Born in 1961, Obama’s early childhood occurs amid the backdrop of the civil rights movement, which included the passing of the Voting Rights Act in 1964 and the end of Jim Crow laws and segregation in the American South. Especially in describing his grandparents, Obama references the optimistic and progressive spirit of the era. Also pertinent for Obama’s family at this time was the first few years of Hawaiian statehood (Hawaii entered the union as a state in 1959). Obama’s father (who was Kenyan) lived in Hawaii and got married to Obama’s mother in the years before Kenya declared its independence from Britain. He returned to Kenya to serve in its new democratic government as the finance minister. However, throughout the time he was working for the government, the first president, Jomo Kenyatta, instituted one-party rule, and his government was widely considered corrupt and autocratic. Kenyatta died several years before Obama’s father died (1978 and 1982, respectively), though questions of corruption continued (and still continue) to plague the country after Kenyatta’s death. As a young adult, Obama worked as a community organizer in Chicago at the height of the crack cocaine epidemic, at the same time as Chicago’s manufacturing jobs were disappearing. This led to an increase in poverty and gang violence, though the era also saw attempts to reinvigorate Chicago’s South Side with urban renewal projects and public housing. The 1983 election of Chicago’s first Black mayor, Harold Washington, gave Black residents hope for a better future. Though as Obama details in his memoir, Harold’s sudden death in 1987 dashed many of these hopes.

Other Books Related to Dreams from My Father

In the 2004 forward to Dreams from My Father, Obama notes that the policy agenda accompanying the topics in his memoir are a subject for another book. In 2006, Obama published The Audacity of Hope on that very subject. Formative books and authors that Obama mentions in his memoir include the works of James Baldwin (If Beale Street Could Talk; Go Tell It on the Mountain), Ralph Ellison’s Invisible Man, and The Autobiography of Malcolm X. Obama’s Kenyan uncles, meanwhile, prefer the works of the Nigerian novelist Chinua Achebe, best known for his novel Things Fall Apart.

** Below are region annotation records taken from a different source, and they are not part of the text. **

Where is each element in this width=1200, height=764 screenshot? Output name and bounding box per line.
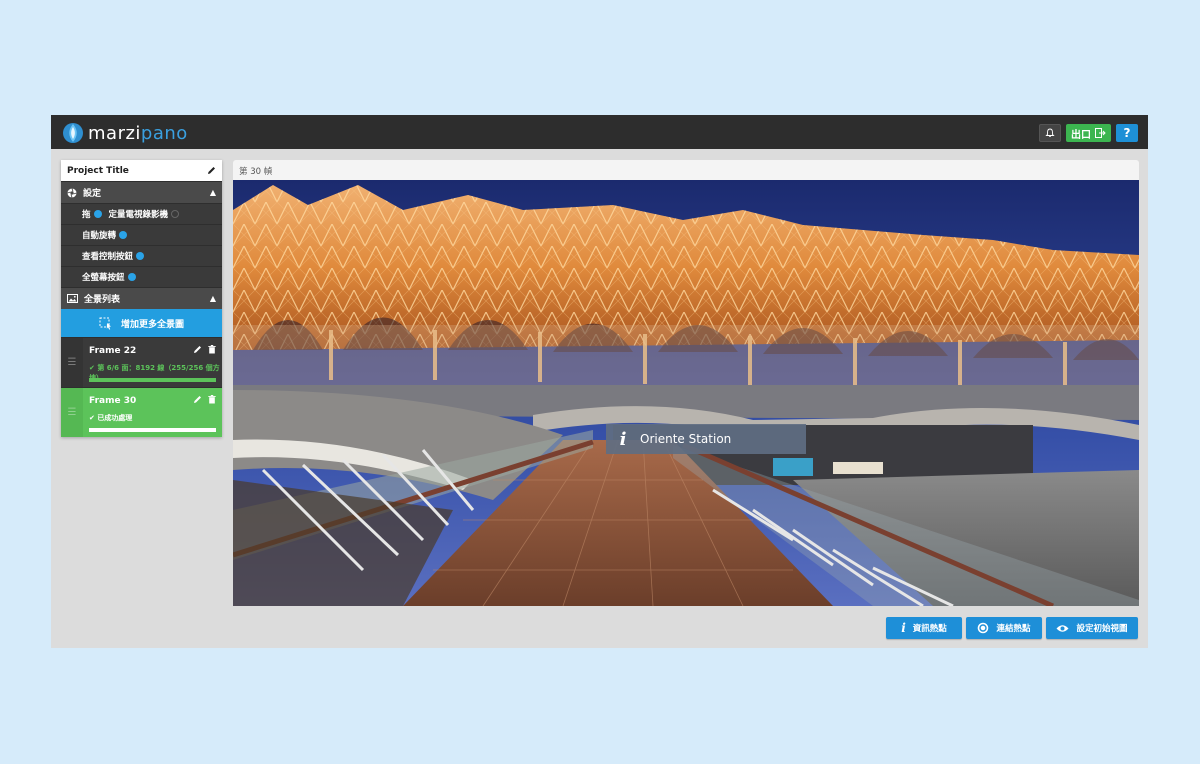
sidebar: Project Title 設定 ▲ 拖 定量電視錄影機 自動旋轉 查看控制按鈕… [61,160,222,437]
logo: marzipano [62,122,188,144]
toggle-fullscreen[interactable] [127,273,136,281]
logo-icon [63,123,83,143]
bell-icon [1045,128,1055,137]
app-window: marzipano 出口 ? Project Title 設定 ▲ 拖 定量電視… [51,115,1148,648]
set-initial-view-label: 設定初始視圖 [1076,624,1128,634]
add-link-hotspot-button[interactable]: 連結熱點 [966,617,1042,639]
logo-text: marzipano [88,123,188,144]
pano-actions [193,345,216,354]
pano-list-item[interactable]: ☰ Frame 22 ✔ 第 6/6 面：8192 線（255/256 個方塊） [61,337,222,387]
setting-fullscreen-label: 全螢幕按鈕 [82,273,125,283]
toggle-camera[interactable] [171,210,180,218]
progress-fill [89,428,216,432]
toggle-drag[interactable] [93,210,102,218]
link-circle-icon [978,622,989,634]
setting-autorotate-label: 自動旋轉 [82,231,117,241]
progress-bar [89,428,216,432]
aperture-icon [67,187,77,198]
logout-icon [1095,128,1106,138]
exit-label: 出口 [1071,129,1091,141]
toggle-controls[interactable] [136,252,145,260]
pano-actions [193,395,216,404]
pencil-icon[interactable] [207,166,216,175]
info-icon: i [619,428,627,450]
progress-fill [89,378,216,382]
set-initial-view-button[interactable]: 設定初始視圖 [1046,617,1138,639]
info-hotspot-label: 資訊熱點 [912,624,947,634]
add-info-hotspot-button[interactable]: i 資訊熱點 [886,617,962,639]
info-hotspot[interactable]: i Oriente Station [606,424,806,454]
pencil-icon[interactable] [193,345,202,354]
panorama-image[interactable] [233,180,1139,606]
logo-text-marzi: marzi [88,122,141,144]
setting-controls-row[interactable]: 查看控制按鈕 [61,245,222,266]
progress-bar [89,378,216,382]
add-panorama-label: 增加更多全景圖 [120,319,184,330]
pano-name: Frame 30 [89,396,137,406]
setting-controls-label: 查看控制按鈕 [82,252,134,262]
info-icon: i [901,621,906,635]
project-title: Project Title [67,165,129,176]
collapse-up-icon[interactable]: ▲ [210,294,216,303]
notifications-button[interactable] [1039,124,1061,142]
drag-handle-icon[interactable]: ☰ [61,338,83,387]
setting-drag-row[interactable]: 拖 定量電視錄影機 [61,203,222,224]
setting-camera-label: 定量電視錄影機 [108,210,169,220]
settings-section-header[interactable]: 設定 ▲ [61,181,222,203]
pano-status: ✔ 已成功處理 [89,414,133,422]
toggle-autorotate[interactable] [119,231,128,239]
collapse-up-icon[interactable]: ▲ [210,188,216,197]
pencil-icon[interactable] [193,395,202,404]
setting-fullscreen-row[interactable]: 全螢幕按鈕 [61,266,222,287]
image-icon [67,294,78,303]
add-panorama-button[interactable]: 增加更多全景圖 [61,309,222,337]
pano-list-item-selected[interactable]: ☰ Frame 30 ✔ 已成功處理 [61,387,222,437]
project-title-bar[interactable]: Project Title [61,160,222,181]
eye-icon [1056,624,1069,632]
frame-title: 第 30 幀 [233,160,1139,180]
trash-icon[interactable] [208,345,216,354]
add-image-icon [99,317,111,330]
setting-drag-label: 拖 [82,210,91,220]
setting-autorotate-row[interactable]: 自動旋轉 [61,224,222,245]
page-background: marzipano 出口 ? Project Title 設定 ▲ 拖 定量電視… [0,0,1200,764]
hotspot-title: Oriente Station [640,432,732,446]
pano-name: Frame 22 [89,346,137,356]
top-bar: marzipano 出口 ? [51,115,1148,149]
help-button[interactable]: ? [1116,124,1138,142]
drag-handle-icon[interactable]: ☰ [61,388,83,437]
pano-status-text: 已成功處理 [97,414,133,422]
exit-button[interactable]: 出口 [1066,124,1111,142]
settings-label: 設定 [83,189,102,199]
pano-list-label: 全景列表 [84,295,121,305]
panorama-viewer[interactable]: i Oriente Station [233,180,1139,606]
pano-list-section-header[interactable]: 全景列表 ▲ [61,287,222,309]
logo-text-pano: pano [140,122,188,144]
link-hotspot-label: 連結熱點 [996,624,1031,634]
trash-icon[interactable] [208,395,216,404]
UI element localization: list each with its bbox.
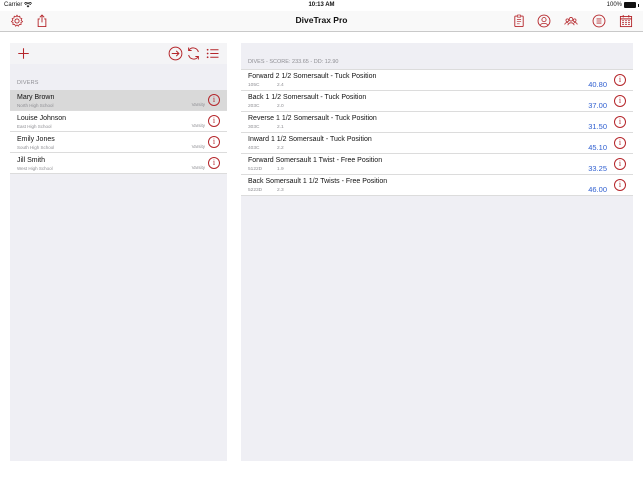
group-icon[interactable] — [562, 12, 579, 29]
diver-row[interactable]: Mary Brown North High School Varsity i — [10, 90, 227, 111]
dive-dd: 2.4 — [277, 83, 284, 88]
dives-panel: DIVES - SCORE: 233.65 - DD: 12.90 Forwar… — [241, 43, 633, 461]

Given Obama’s leap into politics after the publication of his memoir, Dreams from My Father is considered a political memoir and shares similarities with other memoirs written by political figures, including those by Bill Clinton (My Life), Condoleezza Rice (Extraordinary, Ordinary People: A Memoir of Family), and Elizabeth Warren (A Fighting Chance). Associate Justice Sonia Sotomayor has also been open about the fact that Dreams from My Father directly inspired her own memoir, My Beloved World. Becoming, Mr. Obama’s wife, Michelle Obama’s, own memoir, continues the story of the Obamas’ life after the events of Dreams from My Father ends. It also offers an intimate portrait of the South Side of Chicago, where she grew up and where Mr. Obama spent his years as a community organizer.
Key Facts about Dreams from My Father
  • Full Title: Dreams from My Father
  • When Written: 1990-1994
  • Where Written: Chicago
  • When Published: 1995
  • Literary Period: Contemporary
  • Genre: Memoir
  • Setting: Hawaii, California, New York, Chicago, and Kenya
  • Climax: Barack cries at his father’s grave.
  • Antagonist: Though there’s no clear-cut antagonist, Obama struggles with racism—and, at times, his father—throughout the memoir.
  • Point of View: First Person

Extra Credit for Dreams from My Father

Mic Drop. In addition to receiving favorable reviews for the print edition, Dreams from My Father has won one award of a different kind. The 2006 audiobook, narrated by Obama himself, won a Grammy Award for Best Spoken Word Album.

Modern Art. The Obamas attracted attention during their time at the White House for requesting modern art to hang, something no other president or first family had done. Later, the National Portrait Gallery commissioned famous contemporary artists Kehinde Wiley and Amy Sherald to paint the Obamas’ official portraits—the first Black artists to paint official portraits of a president or first lady.